ADOR Independence Attempt and Acquittal of Betrayal Accusations

During litigation, HIVE strongly argued the 'betrayal' frame that former CEO Min Hee-jin attempted to hollow out the organization to gain independent control of ADOR. The court acknowledged that Min sought ways to independently control ADOR and planned for her departure in case negotiations fell through.

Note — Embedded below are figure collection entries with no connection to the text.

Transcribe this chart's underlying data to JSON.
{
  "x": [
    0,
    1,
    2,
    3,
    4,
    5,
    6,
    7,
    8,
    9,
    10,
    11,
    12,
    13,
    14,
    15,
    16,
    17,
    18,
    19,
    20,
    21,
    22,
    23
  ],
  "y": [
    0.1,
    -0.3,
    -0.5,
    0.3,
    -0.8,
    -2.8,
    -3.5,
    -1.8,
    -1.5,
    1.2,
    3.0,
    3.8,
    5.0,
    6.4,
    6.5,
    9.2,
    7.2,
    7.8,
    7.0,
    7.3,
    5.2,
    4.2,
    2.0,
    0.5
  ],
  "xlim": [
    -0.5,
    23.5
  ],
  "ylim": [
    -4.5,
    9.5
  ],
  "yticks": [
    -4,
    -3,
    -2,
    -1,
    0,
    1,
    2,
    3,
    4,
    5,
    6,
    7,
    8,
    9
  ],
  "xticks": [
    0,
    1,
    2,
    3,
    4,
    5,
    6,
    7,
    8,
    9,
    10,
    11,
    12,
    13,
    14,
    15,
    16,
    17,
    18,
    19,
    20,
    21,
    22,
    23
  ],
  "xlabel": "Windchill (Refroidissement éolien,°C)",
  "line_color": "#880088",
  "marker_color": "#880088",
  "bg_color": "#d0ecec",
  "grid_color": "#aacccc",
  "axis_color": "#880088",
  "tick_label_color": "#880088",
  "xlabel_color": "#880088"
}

However, the court made an important legal distinction. The court viewed such actions not as actual contract violations being 'executed,' but as 'plans' of a defensive nature against HIVE's attempts at low-price acquisition. The court actually detected HIVE's intent to acquire Min's shares at a low price in the put option scenario and determined this as the cause that led Min to pursue independence.

The court considered that ADOR's value approached 2 trillion won and NewJeans had achieved growth comparable to BLACKPINK. Under such circumstances, the court determined that Min had no motive to intentionally damage the company while forgoing a substantial sum of 25.5 billion won. Therefore, Min's mentions of 'creating male NewJeans' or pursuing independence were merely scenarios in preparation for cases where HIVE failed to provide appropriate compensation, and did not actually constitute breach of trust.

Significance of the Ruling and Future Impact

This ruling is evaluated as a complete victory for former CEO Min Hee-jin, relieving her of substantial litigation costs while securing financial gains. Most importantly, this ruling has established new legal principles in shareholder disputes within the entertainment industry.

The court clarified that even if the possibility exists of a key figure's departure from a company, this is not immediately considered breach of trust or contract violation, and responsibility can only be held for actual harmful acts. Additionally, the legal principle that shareholder agreements involving financial interests cannot be terminated based solely on trust relationships is expected to become an important judgment standard in similar disputes going forward.

This content is general information compiled based on publicly available materials. Please confirm accurate details through official announcements from relevant organizations.